A standard method for obesity management has not been defined in obese patients with MC4R variants. In some of the studies investigating the effect of lifestyle change on weight loss in these patients, it was reported that patients with variants achieved weight loss similar to controls, but this could not be sustained in the long term (6,13). Trier et al. (7) reported that BMI SDS could be reduced in the control group after an average of 1 year of lifestyle change but not in cases with MC4R variants. Initially, lifestyle changes and oral metformin were recommended to our patient for obesity management. However, she could not limit food intake, continued to binge, and BMI, and BMI SDS increased at each visit. The addition of orlistat, which is an Food and Drug Administration (FDA) approved drug in the treatment of obesity in children, was also not effective. It has been reported that patients with heterozygous variants in the MC4R gene experienced a similar weight loss (6%) compared to the control group after 16 weeks of treatment with GLP-1A liraglutide (3 mg/d, subcutaneous) (8). There were no studies reporting long term data and evaluation after the discontinuation of the treatment. Bariatric surgery, especially with gastric bypass, has been reported to have similar results in terms of weight loss for 1-3 years, in patients with MC4R defect compared to control obese patients. In some studies it has been shown that the long-term effects continued for 5-7 years and in others it was reported that the patients regained weight at the end of 5 years; notably, some studies have not elucidated the mechanisms of pathogenicity of the variants (10).

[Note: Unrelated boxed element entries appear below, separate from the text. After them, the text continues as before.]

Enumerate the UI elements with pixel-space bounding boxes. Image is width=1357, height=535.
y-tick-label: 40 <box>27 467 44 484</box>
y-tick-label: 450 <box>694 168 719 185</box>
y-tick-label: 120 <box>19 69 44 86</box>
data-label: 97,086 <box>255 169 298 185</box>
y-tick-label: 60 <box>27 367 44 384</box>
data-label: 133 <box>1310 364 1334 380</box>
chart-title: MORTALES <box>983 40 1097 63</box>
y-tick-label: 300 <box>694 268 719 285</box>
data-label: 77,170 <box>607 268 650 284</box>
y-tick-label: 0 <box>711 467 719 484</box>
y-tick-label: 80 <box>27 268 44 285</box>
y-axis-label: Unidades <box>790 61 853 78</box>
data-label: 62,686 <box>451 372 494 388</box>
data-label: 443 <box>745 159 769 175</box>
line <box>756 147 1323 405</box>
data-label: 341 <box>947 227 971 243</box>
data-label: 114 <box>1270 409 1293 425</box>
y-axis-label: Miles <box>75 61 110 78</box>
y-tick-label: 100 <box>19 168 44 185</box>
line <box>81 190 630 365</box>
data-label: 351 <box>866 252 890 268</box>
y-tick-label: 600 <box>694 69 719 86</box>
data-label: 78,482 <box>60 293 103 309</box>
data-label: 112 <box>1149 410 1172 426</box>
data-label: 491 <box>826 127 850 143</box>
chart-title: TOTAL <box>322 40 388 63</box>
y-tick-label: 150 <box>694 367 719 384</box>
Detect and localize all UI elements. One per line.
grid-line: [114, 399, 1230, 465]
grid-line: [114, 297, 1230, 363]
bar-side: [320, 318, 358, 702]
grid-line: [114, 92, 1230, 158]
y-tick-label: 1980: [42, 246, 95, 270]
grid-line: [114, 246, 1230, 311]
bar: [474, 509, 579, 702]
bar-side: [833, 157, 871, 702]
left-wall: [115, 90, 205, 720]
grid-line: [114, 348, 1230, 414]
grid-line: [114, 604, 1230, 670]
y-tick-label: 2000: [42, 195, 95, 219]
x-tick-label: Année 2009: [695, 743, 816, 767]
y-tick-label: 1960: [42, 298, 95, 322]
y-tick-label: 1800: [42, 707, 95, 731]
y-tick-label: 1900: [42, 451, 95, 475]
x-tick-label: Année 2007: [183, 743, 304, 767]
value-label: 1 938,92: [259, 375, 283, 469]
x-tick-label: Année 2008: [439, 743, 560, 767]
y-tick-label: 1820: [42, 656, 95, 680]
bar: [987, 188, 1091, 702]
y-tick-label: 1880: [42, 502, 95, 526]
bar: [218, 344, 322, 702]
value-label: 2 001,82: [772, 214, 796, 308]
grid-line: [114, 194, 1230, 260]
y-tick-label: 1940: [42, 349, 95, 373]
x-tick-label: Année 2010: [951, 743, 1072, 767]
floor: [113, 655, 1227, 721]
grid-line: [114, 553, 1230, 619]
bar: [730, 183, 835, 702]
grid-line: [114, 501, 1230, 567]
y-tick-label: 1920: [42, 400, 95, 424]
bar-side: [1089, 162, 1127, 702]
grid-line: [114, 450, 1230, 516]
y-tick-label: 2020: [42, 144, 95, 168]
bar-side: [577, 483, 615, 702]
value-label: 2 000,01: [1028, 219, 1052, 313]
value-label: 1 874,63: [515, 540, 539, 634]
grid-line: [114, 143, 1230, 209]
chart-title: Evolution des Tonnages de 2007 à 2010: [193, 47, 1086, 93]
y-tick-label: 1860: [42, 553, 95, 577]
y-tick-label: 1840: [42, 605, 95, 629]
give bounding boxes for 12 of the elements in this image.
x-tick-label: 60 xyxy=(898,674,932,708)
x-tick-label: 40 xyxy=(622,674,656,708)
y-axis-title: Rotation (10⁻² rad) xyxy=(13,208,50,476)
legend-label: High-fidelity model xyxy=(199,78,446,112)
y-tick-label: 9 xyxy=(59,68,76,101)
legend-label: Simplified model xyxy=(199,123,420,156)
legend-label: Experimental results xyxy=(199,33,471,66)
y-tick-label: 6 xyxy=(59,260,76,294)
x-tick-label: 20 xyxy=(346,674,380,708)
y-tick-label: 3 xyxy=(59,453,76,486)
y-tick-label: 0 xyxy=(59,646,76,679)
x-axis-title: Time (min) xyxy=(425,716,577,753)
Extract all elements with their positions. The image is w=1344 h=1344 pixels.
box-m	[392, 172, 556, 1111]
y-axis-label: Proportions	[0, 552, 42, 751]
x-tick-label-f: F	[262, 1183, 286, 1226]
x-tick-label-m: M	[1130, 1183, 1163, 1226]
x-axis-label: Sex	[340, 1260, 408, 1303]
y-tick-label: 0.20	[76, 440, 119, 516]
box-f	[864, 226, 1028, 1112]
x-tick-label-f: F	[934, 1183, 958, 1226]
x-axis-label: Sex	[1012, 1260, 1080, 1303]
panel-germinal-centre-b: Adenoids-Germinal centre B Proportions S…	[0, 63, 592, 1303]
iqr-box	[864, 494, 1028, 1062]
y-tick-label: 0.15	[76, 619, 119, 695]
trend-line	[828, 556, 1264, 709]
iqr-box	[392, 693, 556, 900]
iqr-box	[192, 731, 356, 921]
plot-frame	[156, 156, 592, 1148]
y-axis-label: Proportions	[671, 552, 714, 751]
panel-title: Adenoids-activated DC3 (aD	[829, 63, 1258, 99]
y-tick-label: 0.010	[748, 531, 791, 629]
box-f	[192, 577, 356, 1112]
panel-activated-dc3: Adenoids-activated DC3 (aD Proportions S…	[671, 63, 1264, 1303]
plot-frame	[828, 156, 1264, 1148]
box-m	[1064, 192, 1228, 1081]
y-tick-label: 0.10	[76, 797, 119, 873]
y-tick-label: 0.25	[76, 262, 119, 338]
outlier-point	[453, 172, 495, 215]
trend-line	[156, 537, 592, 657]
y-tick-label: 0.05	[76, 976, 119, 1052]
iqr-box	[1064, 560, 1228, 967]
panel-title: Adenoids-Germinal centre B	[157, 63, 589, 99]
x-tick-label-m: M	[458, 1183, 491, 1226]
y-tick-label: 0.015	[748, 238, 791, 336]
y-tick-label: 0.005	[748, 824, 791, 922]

Liraglutide was approved by the FDA in 2014 for the treatment of obesity in adults. Later, in April 2020, the FDA approved the use of the drug in adolescents who met the criteria of age ≥12 years, BMI ≥30 kg/m2 and BW >60 kg). In the presented patient, liraglutide treatment was started on 20th June 2019, only 1-2 months before she was 18 years of age. In our patient, after 32 weeks of treatment with liraglutide, a 19.2% reduction was achieved in BW and BMI. However, the treatment could not be continued due to intolerable gastrointestinal complaints, especially at doses above 1.8 mg/day. It was learned that the patient returned to her initial weight within months after stopping the treatment. Gastrointestinal complaints were the most commonly reported side-effects during liraglutide therapy. In clinical studies of adult obese patients, it was reported that these side effects were usually well tolerated but also that they led to discontinuation of treatment in a small proportion of patients (1.4-2.9%) (9).

Since appetite control is poor due to genetic pathology in this group of patients, it seems that it is more difficult to maintain long-term effectiveness of the treatment. Therefore, in order to increase success in obesity management and to maintain it for a longer period, the side effects of existing treatment options should be decreased or surgical and medical treatments should be combined or new treatment options should be investigated.

Conclusion

Monogenic obesity should be considered in patients with early onset obesity and in whom appetite control cannot be achieved. In this case with a known MC4R variant, liraglutide treatment provided a decrease in appetite and 19.2% reduction in BW and BMI after 32 weeks of treatment. However, the treatment could not be continued due to side effects and she returned to her previous weight after a period of a few months after the discontinuation of the drug. In such cases, there is a need for effective treatment options with tolerable side effects for effective long-term management.